Tuesday, September 23, 2008

Manswers - For Ass By Ass

So I just saw the show "Manswers." If you want to know what I'm ranting about before I start, you can see full episodes of the show here (it's all legal, don't worry, you wuss). I must say, I thought American television reached it's lowest of lows when I ranted about "Are You Smarter Than A 5th Grader." Unfortunately, American society has reached a new low. The show "Manswers" claims to be all the answers to what men want to know. Since this is pretty much what I like writing about, I thought I'd give it a look. I must say that it's an insult to masculinity and if you enjoy watching the show, you're not a man, you're a hack. The first thing that almost gave me an aneurysm was the obnoxious "extreme" narrator. The idea that men need a surfer/drill sergeant to pay attention is retarded. Since I'm not 7 and watching a GI Joe commercial, there's no reason for the narrator to be some prick who won't stop yelling. Next, the camera is constantly zooming in and out with sound effects. It's as if they're worried that I have severe ADD that would cause me to look away if I didn't focus on the screen. Finally, the questions are answered using either a ridiculous cut sequence or using a semi-naked woman. I'll admit, there are subtle ways of getting men to pay attention but it's very much an art form.
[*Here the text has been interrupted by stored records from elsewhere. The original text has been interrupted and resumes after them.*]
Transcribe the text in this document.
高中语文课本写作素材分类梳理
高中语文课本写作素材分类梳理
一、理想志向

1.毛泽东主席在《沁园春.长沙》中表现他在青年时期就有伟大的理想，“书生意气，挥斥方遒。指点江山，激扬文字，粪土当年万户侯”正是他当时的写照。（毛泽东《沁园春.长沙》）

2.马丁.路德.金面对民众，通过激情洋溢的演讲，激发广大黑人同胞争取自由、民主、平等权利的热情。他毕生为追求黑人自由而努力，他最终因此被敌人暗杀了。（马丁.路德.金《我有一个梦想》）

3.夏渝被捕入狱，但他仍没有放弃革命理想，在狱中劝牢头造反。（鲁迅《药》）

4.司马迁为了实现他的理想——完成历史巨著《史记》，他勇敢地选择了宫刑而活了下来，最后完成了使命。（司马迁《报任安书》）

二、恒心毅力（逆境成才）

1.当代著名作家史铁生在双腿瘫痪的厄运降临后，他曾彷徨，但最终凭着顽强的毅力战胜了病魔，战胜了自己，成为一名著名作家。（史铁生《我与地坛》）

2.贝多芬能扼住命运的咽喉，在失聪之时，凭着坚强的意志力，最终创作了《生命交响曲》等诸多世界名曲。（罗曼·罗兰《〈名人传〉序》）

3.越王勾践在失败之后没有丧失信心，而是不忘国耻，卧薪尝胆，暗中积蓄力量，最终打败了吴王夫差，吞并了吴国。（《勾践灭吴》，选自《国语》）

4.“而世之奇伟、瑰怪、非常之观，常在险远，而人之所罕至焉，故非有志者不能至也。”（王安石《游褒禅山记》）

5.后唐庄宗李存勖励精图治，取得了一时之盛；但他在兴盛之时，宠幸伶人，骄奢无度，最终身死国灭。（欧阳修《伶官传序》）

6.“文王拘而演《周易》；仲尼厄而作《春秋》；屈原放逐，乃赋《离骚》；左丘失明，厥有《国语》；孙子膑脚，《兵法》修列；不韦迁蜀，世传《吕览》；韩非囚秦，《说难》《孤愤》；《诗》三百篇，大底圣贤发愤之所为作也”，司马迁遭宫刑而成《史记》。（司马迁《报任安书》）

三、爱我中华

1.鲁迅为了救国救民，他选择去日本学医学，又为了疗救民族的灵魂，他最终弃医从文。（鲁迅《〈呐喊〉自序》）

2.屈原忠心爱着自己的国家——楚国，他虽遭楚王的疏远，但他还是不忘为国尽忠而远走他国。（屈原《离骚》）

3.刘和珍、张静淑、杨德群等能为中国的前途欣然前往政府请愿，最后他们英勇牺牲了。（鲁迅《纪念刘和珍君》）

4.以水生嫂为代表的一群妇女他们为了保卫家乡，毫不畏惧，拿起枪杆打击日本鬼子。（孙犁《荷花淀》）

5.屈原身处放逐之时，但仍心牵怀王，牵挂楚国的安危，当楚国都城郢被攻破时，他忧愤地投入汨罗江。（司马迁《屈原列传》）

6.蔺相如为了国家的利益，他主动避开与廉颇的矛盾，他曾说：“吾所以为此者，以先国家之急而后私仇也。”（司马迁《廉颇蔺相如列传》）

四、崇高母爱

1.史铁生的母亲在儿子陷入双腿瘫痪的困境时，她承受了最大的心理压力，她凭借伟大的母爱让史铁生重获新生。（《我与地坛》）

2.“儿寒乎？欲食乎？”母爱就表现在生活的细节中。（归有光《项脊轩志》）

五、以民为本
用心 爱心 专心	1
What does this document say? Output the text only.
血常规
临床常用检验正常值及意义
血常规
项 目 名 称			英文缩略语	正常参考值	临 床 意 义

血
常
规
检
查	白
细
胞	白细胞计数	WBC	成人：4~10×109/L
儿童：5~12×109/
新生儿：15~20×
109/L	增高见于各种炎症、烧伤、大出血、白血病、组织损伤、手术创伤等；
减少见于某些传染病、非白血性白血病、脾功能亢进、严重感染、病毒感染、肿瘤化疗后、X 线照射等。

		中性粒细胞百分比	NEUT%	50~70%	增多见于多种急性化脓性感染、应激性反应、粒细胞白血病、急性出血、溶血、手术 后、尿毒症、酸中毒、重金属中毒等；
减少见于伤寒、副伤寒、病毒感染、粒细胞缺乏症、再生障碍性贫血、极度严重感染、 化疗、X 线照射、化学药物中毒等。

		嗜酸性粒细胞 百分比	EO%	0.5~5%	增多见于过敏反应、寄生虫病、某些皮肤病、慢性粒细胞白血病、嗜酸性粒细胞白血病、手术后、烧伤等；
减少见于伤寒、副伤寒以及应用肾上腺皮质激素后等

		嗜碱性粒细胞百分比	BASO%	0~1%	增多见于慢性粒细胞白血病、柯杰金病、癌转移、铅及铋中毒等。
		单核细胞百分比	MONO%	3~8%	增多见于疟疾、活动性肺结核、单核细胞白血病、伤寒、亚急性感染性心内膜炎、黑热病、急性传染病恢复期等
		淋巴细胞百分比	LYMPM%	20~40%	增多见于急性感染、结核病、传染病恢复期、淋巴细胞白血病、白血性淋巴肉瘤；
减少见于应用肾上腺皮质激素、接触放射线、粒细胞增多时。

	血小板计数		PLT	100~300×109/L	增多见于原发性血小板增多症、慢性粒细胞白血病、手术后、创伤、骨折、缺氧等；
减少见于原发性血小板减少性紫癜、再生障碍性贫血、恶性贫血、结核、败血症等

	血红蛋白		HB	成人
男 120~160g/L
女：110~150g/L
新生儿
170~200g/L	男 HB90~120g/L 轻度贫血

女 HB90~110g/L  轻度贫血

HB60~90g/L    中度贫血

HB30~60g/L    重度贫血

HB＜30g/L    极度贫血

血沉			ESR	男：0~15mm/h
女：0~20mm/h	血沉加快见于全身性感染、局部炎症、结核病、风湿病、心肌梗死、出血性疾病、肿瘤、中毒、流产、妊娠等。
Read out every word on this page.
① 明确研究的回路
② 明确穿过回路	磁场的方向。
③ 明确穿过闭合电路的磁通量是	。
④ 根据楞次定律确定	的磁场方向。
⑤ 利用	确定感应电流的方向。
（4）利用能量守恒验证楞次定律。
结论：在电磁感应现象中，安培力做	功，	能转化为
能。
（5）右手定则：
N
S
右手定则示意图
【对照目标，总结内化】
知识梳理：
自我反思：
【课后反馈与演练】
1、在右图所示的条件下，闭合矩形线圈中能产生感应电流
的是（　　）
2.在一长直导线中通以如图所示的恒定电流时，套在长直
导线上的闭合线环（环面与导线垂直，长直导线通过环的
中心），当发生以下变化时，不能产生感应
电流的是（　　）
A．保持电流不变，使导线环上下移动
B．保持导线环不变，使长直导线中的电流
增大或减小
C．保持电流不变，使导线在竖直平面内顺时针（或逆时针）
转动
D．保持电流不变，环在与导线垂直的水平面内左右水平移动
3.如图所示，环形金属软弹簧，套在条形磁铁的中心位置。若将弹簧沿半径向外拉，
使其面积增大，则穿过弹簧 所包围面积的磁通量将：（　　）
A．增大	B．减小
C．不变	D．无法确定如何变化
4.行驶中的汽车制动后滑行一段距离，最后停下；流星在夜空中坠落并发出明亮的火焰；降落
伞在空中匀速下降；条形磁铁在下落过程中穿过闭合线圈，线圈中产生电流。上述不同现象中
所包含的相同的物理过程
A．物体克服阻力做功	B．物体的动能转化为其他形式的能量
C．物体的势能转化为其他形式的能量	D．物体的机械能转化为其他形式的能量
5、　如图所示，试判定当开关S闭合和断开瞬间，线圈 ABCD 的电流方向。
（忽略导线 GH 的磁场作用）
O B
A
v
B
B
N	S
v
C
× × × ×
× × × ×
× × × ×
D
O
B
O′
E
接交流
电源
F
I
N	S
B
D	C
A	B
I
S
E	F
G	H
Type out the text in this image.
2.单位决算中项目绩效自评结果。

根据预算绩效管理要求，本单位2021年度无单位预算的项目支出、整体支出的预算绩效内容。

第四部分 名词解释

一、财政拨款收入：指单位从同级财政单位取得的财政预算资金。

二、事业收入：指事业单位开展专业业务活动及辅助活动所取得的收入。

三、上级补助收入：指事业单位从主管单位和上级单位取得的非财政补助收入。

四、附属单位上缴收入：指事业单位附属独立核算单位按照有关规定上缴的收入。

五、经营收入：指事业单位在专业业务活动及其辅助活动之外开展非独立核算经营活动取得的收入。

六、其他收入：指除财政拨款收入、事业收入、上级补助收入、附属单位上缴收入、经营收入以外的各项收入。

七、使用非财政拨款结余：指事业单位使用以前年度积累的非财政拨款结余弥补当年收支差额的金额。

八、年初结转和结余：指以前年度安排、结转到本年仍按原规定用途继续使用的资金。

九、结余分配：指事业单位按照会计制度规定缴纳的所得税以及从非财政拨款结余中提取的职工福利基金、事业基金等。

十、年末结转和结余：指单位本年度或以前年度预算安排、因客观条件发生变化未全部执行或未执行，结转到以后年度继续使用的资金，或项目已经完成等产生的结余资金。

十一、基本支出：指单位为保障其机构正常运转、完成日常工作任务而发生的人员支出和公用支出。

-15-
When you get a chick to shoot a gun just to watch her tits bounce, you're not being coy, you're being a tool.
This show doesn't provide you with answers to anything. If you're really curious about anything, look it up. Don't trust a 15 second cut sequence, that mainly illustrates breasts, for your source of any kind of information. If someone ever starts a conversation with me based on something they saw on Manswers, I'll punch them square in the mouth. Not only does the show tell you dick all about anything, but the fact that you sat through an entire episode and took it seriously means you're a total gooch scab that doesn't deserve to keep all his teeth.